The warning comes amid a resurgence of high-profile crypto heists. Just this week, the Solana-based decentralized finance protocol Drift was exploited for approximately $285 million in digital assets, marking one of the most severe attacks of the year so far. A week prior, an attack on the yield protocol Resolv resulted in $25 million in losses. According to data from DefiLlama, over $1.4 billion in assets were stolen or lost in crypto attacks over the past year.
Guillemet explained that security has traditionally relied on an asymmetry: it should be harder and more expensive to hack a system than the potential reward. AI is eroding this advantage, allowing tasks like reverse engineering software or chaining exploits—which once took skilled researchers months—to be completed in seconds with the right prompts. For crypto, where code often controls large pools of funds, this shift raises the stakes exponentially. "You need to be perfect," Guillemet warned teams developing blockchain protocols.
The problem is further compounded by the rise of AI-generated code. As more developers rely on AI assistants, vulnerabilities could be introduced and spread at an unprecedented rate. "There is no 'make it secure' button," Guillemet cautioned. "We are going to produce a lot of code that will be insecure by design."

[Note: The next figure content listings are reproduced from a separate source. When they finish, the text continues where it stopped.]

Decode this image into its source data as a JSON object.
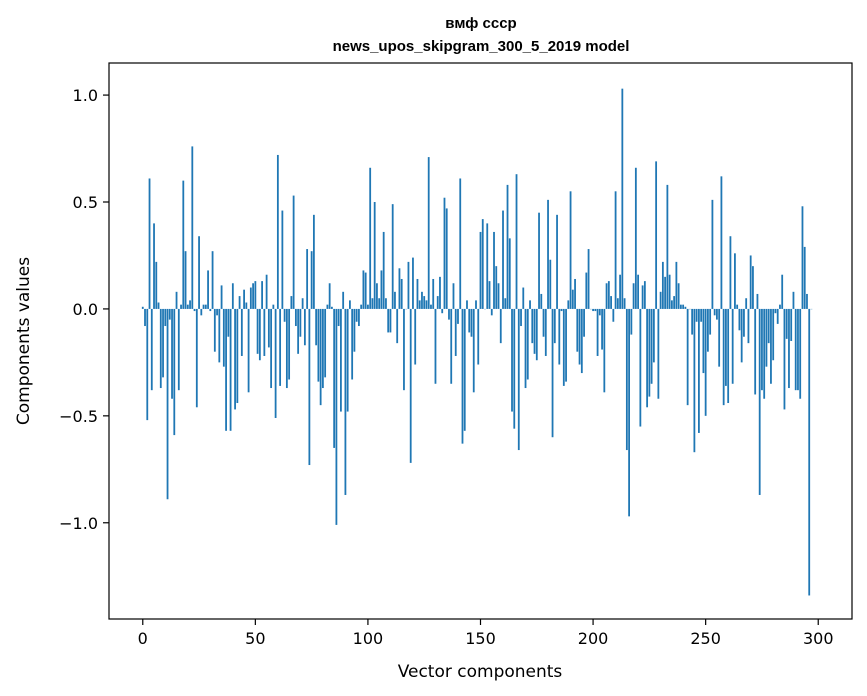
{
  "chart_data": {
    "type": "bar",
    "title": "вмф ссср",
    "subtitle": "news_upos_skipgram_300_5_2019 model",
    "xlabel": "Vector components",
    "ylabel": "Components values",
    "xlim": [
      -15,
      315
    ],
    "ylim": [
      -1.45,
      1.15
    ],
    "x_ticks": [
      0,
      50,
      100,
      150,
      200,
      250,
      300
    ],
    "y_ticks": [
      -1.0,
      -0.5,
      0.0,
      0.5,
      1.0
    ],
    "y_tick_labels": [
      "−1.0",
      "−0.5",
      "0.0",
      "0.5",
      "1.0"
    ],
    "grid": false,
    "legend": "none",
    "bar_color": "#1f77b4",
    "values": [
      0.01,
      -0.08,
      -0.52,
      0.61,
      -0.38,
      0.4,
      0.22,
      0.03,
      -0.37,
      -0.32,
      -0.08,
      -0.89,
      -0.05,
      -0.42,
      -0.59,
      0.08,
      -0.38,
      0.02,
      0.6,
      0.27,
      0.02,
      0.04,
      0.76,
      -0.01,
      -0.46,
      0.34,
      -0.03,
      0.02,
      0.02,
      0.18,
      -0.01,
      0.27,
      -0.2,
      -0.03,
      -0.25,
      0.11,
      -0.27,
      -0.57,
      -0.13,
      -0.57,
      0.12,
      -0.47,
      -0.44,
      0.06,
      -0.22,
      0.09,
      0.03,
      -0.39,
      0.1,
      0.12,
      0.13,
      -0.21,
      -0.24,
      0.13,
      -0.22,
      0.16,
      -0.18,
      -0.37,
      0.02,
      -0.51,
      0.72,
      -0.36,
      0.46,
      -0.06,
      -0.37,
      -0.33,
      0.06,
      0.53,
      -0.08,
      -0.21,
      -0.13,
      0.05,
      -0.17,
      0.28,
      -0.73,
      0.27,
      0.44,
      -0.17,
      -0.34,
      -0.45,
      -0.37,
      -0.32,
      0.02,
      0.12,
      0.01,
      -0.65,
      -1.01,
      -0.08,
      -0.48,
      0.08,
      -0.87,
      -0.48,
      0.04,
      -0.33,
      -0.2,
      -0.06,
      -0.08,
      0.02,
      0.18,
      0.17,
      0.02,
      0.66,
      0.05,
      0.5,
      0.12,
      0.05,
      0.18,
      0.36,
      0.05,
      -0.11,
      -0.11,
      0.49,
      0.08,
      -0.16,
      0.19,
      0.14,
      -0.38,
      0.0,
      0.22,
      -0.72,
      0.24,
      -0.26,
      0.14,
      0.04,
      0.08,
      0.06,
      0.04,
      0.71,
      0.02,
      0.14,
      -0.35,
      0.06,
      0.15,
      -0.02,
      0.52,
      0.47,
      -0.05,
      -0.35,
      0.12,
      -0.22,
      -0.07,
      0.61,
      -0.63,
      -0.57,
      0.04,
      -0.11,
      -0.13,
      -0.39,
      0.04,
      -0.26,
      0.36,
      0.42,
      0.0,
      0.4,
      0.13,
      -0.03,
      0.36,
      0.2,
      0.12,
      -0.16,
      0.46,
      0.05,
      0.58,
      0.33,
      -0.48,
      -0.56,
      0.63,
      -0.66,
      -0.08,
      0.1,
      -0.37,
      -0.33,
      0.04,
      -0.16,
      -0.21,
      -0.24,
      0.45,
      0.07,
      -0.13,
      -0.22,
      0.51,
      0.23,
      -0.6,
      -0.16,
      0.44,
      -0.26,
      -0.01,
      -0.36,
      -0.34,
      0.04,
      0.55,
      0.09,
      0.14,
      -0.2,
      -0.26,
      -0.3,
      -0.13,
      0.17,
      0.28,
      0.0,
      -0.01,
      -0.01,
      -0.22,
      -0.03,
      -0.19,
      -0.39,
      0.12,
      0.13,
      0.06,
      -0.06,
      0.55,
      0.05,
      0.16,
      1.03,
      0.05,
      -0.66,
      -0.97,
      -0.12,
      0.12,
      0.66,
      0.16,
      -0.55,
      0.11,
      0.13,
      -0.46,
      -0.41,
      -0.35,
      -0.25,
      0.69,
      -0.42,
      0.08,
      0.22,
      0.15,
      0.58,
      0.16,
      0.04,
      0.06,
      0.22,
      0.12,
      0.02,
      0.02,
      0.01,
      -0.45,
      0.0,
      -0.12,
      -0.67,
      -0.06,
      -0.58,
      -0.06,
      -0.3,
      -0.5,
      -0.2,
      -0.12,
      0.51,
      -0.03,
      -0.05,
      -0.27,
      0.62,
      -0.45,
      -0.36,
      -0.44,
      0.34,
      -0.35,
      0.26,
      0.02,
      -0.1,
      -0.25,
      -0.13,
      0.05,
      -0.16,
      0.25,
      0.2,
      -0.4,
      0.07,
      -0.87,
      -0.38,
      -0.42,
      -0.27,
      -0.16,
      -0.35,
      -0.24,
      -0.02,
      -0.07,
      0.02,
      0.16,
      -0.47,
      -0.14,
      -0.37,
      -0.15,
      0.08,
      -0.38,
      -0.38,
      -0.42,
      0.48,
      0.29,
      0.07,
      -1.34,
      0.0
    ]
  }
}
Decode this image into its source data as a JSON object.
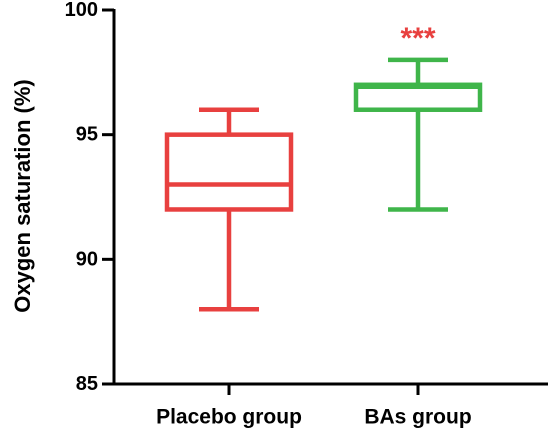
{
  "chart_data": {
    "type": "box",
    "ylabel": "Oxygen saturation (%)",
    "ylim": [
      85,
      100
    ],
    "yticks": [
      85,
      90,
      95,
      100
    ],
    "categories": [
      "Placebo group",
      "BAs group"
    ],
    "series": [
      {
        "category": "Placebo group",
        "min": 88,
        "q1": 92,
        "median": 93,
        "q3": 95,
        "max": 96,
        "color": "#e8403f"
      },
      {
        "category": "BAs group",
        "min": 92,
        "q1": 96,
        "median": 97,
        "q3": 97,
        "max": 98,
        "color": "#3fb54a",
        "significance": "***",
        "significance_color": "#e8403f"
      }
    ],
    "grid": false
  }
}
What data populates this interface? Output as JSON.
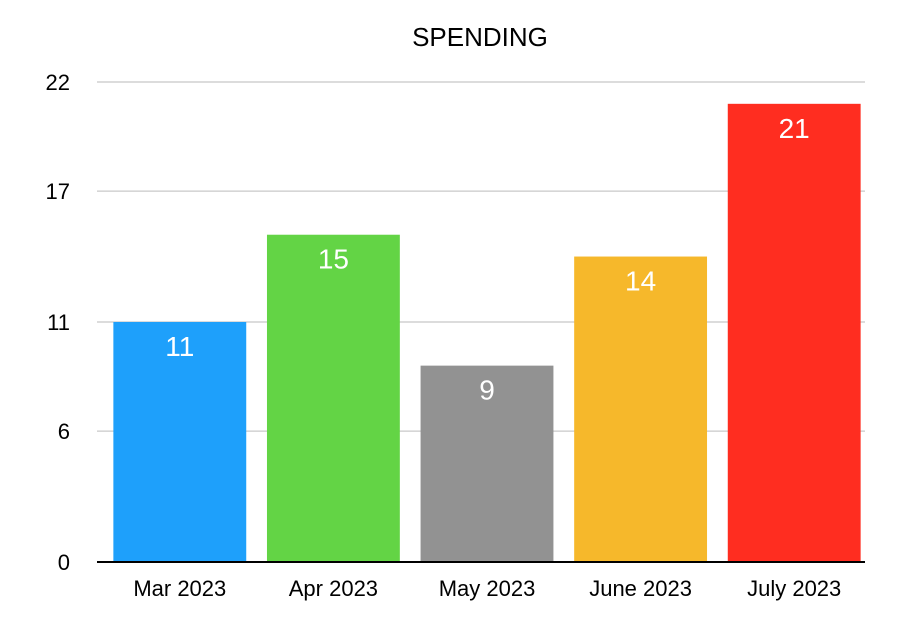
{
  "chart_data": {
    "type": "bar",
    "title": "SPENDING",
    "xlabel": "",
    "ylabel": "",
    "categories": [
      "Mar 2023",
      "Apr 2023",
      "May 2023",
      "June 2023",
      "July 2023"
    ],
    "values": [
      11,
      15,
      9,
      14,
      21
    ],
    "data_labels": [
      "11",
      "15",
      "9",
      "14",
      "21"
    ],
    "colors": [
      "#1ea0fb",
      "#63d445",
      "#929292",
      "#f6b82b",
      "#ff2d20"
    ],
    "yticks": [
      0,
      6,
      11,
      17,
      22
    ],
    "ytick_labels": [
      "0",
      "6",
      "11",
      "17",
      "22"
    ],
    "ylim": [
      0,
      22
    ],
    "grid": true,
    "legend": "none"
  }
}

In response, Guillemet advocates for a fundamental rethinking of security. He pointed to formal verification—using mathematical proofs to validate code—as a stronger approach than traditional audits, which can miss critical bugs. He also emphasized the importance of hardware-based security, such as hardware wallets that isolate private keys from internet-connected systems. "When you have a dedicated device not exposed to the internet, it is more secure by design," he stated.
This layered defense is becoming crucial as malware grows more sophisticated. Guillemet described attacks that scan compromised phones for wallet seed phrases, enabling hackers to drain funds without any user interaction. His blunt message for average crypto users is to assume systems can and will fail. "You can’t trust most of the systems that you use," he said, suggesting this reality will push more users toward cold storage, stronger operational security, and keeping sensitive data entirely offline.
Looking ahead, Guillemet anticipates a growing divide. Critical systems like core wallets and major protocols will likely invest heavily in advanced security and adapt. However, much of the broader software ecosystem may struggle to keep pace with the AI-powered threat landscape. "It’s really easier to hack everything," he concluded.